À Charles Spon, le 16 novembre 1649
Note [23]

« On dit qu’un homme est cassé aux gages pour dire qu’on a rompu avec lui, qu’il n’est plus en faveur » (Furetière).

En 1643, le Chancelier Pierre iv Séguier, fort lié aux jésuites, avait nommé Jean de Launoy l’un des quatre censeurs royaux pour les livres de théologie, offices dont la principale intention était de supprimer tout ce qui tendrait à propager la doctrine de Jansenius et d’Antoine ii Arnauld. Launoy était resté en poste au moins jusqu’en 1648. En 1649, quand éclata en Sorbonne l’affaire des Cinq Propositions de Jansenius (v. note [16], lettre 321), Launoy se singularisa par sa position : il donnait à la fois raison aux deux partis en affirmant qu’il n’y avait pas sur cette matière de véritable tradition et qu’on en pouvait croire ce qu’on voulait ; il ajoutait encore que Jansenius avait fort bien entendu saint Augustin et qu’on avait tort de le condamner, mais que saint Augustin s’était lui-même trompé et que c’étaient les semi-pélagiens (jésuites, v. note [7], lettre 96) qui avaient raison. De là naquit le bruit, dont Guy Patin se faisait ici l’écho, que Launoy était pensionnaire des loyolites (Michaud).

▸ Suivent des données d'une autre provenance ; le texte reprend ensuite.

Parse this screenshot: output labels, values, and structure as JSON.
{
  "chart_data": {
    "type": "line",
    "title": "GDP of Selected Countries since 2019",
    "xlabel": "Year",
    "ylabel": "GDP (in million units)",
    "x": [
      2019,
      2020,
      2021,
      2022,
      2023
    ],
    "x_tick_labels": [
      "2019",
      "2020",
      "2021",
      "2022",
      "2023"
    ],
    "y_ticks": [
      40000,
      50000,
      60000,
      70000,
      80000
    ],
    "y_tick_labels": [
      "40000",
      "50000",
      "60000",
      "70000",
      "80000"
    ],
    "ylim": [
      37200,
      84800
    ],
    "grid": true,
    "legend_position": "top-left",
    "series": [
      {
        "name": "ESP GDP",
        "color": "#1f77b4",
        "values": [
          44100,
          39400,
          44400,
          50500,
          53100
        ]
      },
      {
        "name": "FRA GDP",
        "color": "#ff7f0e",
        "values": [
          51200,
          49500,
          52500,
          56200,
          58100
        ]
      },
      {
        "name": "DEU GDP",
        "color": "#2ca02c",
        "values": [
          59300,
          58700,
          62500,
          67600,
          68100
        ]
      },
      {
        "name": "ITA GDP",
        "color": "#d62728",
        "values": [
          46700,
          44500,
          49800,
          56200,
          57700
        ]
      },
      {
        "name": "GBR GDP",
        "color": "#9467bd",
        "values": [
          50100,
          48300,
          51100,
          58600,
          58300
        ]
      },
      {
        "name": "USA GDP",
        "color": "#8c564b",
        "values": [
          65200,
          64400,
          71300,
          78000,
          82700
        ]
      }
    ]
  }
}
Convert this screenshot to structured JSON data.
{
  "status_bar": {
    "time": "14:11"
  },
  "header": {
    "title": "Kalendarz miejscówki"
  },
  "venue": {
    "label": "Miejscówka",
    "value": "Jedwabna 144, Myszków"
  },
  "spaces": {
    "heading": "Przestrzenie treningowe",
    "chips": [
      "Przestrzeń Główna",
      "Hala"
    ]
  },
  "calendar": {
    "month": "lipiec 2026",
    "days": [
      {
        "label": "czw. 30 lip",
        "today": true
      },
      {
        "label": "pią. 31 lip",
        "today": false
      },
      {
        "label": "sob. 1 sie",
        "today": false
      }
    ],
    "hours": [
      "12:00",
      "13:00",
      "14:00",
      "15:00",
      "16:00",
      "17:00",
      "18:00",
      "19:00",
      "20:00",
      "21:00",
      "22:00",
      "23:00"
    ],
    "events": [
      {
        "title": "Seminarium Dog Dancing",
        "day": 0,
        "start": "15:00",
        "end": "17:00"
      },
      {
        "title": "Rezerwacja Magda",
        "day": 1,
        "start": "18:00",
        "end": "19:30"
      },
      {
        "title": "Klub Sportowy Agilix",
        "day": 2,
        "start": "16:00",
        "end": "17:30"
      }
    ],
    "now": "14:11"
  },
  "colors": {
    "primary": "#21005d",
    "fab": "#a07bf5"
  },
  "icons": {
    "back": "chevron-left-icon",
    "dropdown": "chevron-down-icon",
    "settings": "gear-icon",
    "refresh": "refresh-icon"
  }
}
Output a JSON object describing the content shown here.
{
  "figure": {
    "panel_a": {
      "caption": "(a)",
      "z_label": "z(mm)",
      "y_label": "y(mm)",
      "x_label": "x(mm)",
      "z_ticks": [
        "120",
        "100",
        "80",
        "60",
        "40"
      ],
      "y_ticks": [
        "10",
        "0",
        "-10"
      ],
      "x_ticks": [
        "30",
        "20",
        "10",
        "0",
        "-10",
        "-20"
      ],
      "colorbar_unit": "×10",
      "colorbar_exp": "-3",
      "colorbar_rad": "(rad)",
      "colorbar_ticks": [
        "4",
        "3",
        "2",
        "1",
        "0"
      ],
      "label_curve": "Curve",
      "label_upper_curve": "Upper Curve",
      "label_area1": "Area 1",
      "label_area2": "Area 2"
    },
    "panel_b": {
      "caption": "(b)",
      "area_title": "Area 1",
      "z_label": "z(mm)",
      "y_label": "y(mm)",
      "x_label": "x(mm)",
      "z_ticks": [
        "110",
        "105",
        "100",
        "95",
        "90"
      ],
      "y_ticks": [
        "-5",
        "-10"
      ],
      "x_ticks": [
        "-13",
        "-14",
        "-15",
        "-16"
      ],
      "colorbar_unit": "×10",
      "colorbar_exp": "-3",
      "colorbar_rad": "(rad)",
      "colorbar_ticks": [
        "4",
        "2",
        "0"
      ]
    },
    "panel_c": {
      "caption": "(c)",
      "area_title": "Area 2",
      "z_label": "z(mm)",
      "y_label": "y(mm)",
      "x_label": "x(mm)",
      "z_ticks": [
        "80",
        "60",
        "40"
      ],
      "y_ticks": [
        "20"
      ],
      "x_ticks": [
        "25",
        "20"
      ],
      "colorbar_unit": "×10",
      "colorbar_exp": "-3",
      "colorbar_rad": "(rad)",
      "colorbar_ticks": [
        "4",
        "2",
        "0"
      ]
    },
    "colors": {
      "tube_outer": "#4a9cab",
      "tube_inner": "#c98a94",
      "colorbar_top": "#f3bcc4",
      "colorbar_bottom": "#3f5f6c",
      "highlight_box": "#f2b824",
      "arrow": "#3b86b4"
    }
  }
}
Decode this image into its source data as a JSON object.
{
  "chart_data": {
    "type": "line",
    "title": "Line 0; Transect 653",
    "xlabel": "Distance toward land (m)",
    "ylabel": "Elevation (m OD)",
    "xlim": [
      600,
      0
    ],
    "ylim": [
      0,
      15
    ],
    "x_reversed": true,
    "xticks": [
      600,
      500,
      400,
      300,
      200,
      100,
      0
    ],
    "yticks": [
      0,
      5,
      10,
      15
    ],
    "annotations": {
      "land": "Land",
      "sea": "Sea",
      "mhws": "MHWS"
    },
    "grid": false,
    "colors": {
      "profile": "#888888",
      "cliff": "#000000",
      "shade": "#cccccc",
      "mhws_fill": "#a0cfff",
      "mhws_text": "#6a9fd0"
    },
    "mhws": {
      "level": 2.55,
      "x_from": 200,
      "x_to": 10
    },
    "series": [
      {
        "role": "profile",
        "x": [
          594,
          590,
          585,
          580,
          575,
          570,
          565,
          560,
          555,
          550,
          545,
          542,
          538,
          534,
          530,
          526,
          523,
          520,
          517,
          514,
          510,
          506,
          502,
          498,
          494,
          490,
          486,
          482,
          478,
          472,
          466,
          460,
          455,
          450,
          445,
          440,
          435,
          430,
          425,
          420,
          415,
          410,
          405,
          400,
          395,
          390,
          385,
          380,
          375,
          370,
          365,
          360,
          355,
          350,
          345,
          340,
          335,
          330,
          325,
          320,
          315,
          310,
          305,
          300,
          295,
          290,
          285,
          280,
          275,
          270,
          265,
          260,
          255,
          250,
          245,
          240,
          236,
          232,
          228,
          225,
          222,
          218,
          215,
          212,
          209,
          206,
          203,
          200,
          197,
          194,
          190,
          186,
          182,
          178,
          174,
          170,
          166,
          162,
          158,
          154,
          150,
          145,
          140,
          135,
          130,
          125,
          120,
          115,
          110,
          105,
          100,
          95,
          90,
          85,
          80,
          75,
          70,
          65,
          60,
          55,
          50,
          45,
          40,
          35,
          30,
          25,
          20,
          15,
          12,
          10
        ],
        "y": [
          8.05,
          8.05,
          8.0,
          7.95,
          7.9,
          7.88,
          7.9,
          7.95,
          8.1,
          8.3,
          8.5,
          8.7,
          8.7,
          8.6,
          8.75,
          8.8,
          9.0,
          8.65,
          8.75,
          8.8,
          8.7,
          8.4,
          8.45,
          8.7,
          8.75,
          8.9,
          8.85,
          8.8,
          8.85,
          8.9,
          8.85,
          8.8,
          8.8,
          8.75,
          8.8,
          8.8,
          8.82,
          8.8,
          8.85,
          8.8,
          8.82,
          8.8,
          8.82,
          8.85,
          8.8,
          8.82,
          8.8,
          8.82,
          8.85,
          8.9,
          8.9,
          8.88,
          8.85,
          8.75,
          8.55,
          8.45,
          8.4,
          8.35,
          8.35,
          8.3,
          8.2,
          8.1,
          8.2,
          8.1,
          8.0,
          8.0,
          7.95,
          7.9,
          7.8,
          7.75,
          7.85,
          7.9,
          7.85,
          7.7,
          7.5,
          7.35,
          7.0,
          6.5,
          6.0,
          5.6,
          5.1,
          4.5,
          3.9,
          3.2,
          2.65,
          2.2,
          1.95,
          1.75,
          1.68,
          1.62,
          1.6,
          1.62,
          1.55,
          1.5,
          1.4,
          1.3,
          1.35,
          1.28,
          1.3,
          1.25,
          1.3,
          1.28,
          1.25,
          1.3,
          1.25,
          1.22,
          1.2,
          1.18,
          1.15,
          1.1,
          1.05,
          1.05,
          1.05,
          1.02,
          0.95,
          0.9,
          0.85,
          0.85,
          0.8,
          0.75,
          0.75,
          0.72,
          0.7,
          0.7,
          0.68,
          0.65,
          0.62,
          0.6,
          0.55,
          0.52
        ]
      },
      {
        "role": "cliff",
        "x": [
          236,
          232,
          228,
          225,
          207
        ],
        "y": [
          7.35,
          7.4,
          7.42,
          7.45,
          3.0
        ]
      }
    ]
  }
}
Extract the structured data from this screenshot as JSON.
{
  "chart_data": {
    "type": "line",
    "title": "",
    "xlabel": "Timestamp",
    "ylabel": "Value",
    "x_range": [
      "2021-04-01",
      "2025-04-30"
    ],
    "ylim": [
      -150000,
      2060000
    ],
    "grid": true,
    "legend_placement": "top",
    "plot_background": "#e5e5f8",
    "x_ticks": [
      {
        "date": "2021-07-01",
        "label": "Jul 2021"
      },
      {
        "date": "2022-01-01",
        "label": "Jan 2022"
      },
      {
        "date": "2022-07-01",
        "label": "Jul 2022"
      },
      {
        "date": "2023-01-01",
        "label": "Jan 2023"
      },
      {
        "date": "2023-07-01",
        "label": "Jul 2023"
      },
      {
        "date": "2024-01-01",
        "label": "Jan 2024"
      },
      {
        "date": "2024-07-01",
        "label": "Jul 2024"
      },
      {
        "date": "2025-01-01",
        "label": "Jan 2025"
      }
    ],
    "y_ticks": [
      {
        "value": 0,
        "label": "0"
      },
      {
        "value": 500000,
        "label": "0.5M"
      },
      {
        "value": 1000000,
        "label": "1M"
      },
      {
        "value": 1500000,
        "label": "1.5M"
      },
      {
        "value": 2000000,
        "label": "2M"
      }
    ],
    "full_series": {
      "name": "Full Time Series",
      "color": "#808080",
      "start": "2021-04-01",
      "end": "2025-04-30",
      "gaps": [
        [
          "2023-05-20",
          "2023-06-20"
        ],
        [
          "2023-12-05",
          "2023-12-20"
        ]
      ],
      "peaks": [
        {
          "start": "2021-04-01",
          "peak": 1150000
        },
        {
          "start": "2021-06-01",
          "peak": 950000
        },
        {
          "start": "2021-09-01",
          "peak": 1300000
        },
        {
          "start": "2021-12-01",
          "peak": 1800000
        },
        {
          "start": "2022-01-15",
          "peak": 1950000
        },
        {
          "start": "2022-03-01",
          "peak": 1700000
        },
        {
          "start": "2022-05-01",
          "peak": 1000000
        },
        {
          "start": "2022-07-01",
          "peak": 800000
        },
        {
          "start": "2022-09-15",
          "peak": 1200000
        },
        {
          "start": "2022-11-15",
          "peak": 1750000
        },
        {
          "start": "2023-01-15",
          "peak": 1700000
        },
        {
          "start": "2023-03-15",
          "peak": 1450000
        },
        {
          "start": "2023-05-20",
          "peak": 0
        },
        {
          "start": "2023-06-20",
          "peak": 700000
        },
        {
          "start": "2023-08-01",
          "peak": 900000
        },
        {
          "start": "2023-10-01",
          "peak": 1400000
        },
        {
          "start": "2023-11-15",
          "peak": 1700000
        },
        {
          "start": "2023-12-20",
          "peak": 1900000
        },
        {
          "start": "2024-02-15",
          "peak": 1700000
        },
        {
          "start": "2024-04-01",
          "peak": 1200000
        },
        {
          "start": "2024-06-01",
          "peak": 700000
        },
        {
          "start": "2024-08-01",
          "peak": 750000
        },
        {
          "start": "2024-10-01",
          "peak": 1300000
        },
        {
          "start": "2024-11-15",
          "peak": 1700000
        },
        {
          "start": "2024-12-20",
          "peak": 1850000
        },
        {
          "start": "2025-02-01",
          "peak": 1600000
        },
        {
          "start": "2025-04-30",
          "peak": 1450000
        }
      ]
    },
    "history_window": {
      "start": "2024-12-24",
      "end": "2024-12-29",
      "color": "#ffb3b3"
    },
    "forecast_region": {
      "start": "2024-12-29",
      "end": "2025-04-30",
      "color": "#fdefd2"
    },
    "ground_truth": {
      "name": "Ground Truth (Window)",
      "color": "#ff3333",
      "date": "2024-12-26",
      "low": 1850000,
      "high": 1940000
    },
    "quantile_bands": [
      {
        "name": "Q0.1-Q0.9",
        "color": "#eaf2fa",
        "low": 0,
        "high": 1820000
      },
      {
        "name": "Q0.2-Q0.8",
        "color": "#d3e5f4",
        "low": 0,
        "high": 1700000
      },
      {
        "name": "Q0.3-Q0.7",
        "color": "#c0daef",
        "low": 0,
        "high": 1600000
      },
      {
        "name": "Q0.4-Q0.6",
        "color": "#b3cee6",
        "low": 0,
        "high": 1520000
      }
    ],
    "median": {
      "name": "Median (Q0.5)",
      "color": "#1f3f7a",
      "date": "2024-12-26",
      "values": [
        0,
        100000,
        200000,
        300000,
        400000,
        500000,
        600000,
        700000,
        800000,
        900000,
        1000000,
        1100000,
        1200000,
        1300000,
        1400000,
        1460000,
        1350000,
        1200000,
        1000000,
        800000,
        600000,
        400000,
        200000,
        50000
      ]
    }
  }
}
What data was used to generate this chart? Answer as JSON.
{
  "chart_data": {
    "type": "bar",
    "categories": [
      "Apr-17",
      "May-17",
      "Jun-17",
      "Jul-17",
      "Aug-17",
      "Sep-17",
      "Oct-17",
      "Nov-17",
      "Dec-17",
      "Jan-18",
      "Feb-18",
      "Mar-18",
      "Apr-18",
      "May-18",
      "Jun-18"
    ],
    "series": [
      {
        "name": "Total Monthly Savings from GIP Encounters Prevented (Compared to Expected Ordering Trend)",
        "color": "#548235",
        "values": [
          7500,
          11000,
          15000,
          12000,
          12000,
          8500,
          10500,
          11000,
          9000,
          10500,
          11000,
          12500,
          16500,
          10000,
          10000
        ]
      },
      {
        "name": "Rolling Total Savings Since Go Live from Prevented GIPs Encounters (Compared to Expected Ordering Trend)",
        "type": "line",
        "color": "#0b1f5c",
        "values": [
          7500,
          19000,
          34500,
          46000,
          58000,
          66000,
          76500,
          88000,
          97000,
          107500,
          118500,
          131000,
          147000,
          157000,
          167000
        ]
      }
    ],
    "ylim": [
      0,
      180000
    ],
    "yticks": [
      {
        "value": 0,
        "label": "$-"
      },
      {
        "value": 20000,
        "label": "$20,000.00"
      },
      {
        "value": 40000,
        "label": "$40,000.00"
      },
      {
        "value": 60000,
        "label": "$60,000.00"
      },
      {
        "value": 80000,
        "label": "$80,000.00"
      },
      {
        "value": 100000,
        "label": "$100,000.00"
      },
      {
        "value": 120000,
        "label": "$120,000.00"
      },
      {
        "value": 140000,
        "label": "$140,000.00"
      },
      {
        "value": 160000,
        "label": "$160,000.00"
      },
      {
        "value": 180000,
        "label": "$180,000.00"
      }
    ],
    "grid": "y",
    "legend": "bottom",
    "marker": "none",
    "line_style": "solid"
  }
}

Bayle (note D) a parlé des relations de Launoy avec le P. Jacques Sirmond, jésuite :

« Il lui allait proposer ses doutes, on lui répondait sans criailler et sans s’échauffer. Cette manière contentieuse de s’entretenir sur les sciences, trop ordinaire parmi les savants, n’entrait point dans le caractère de ce jésuite. […] Il marquait doucement à son ami les autorités des Pères et des conciles sur lesquelles il sondait ses sentiments. M. de Launoy les examinait avec une grande exactitude et allait revoir le P. Sirmond qui, l’ayant ouï discourir sur ces matières, lui répondait : “ Au commencement j’y étais plus éclairé que vous ; mais à cette heure vous les possédez beaucoup mieux que moi. ” Il n’y avait aucun jésuite qui eût plus de part que Launoy à la confidence de celui-là et cette conduite ne plaisait point aux confrères. »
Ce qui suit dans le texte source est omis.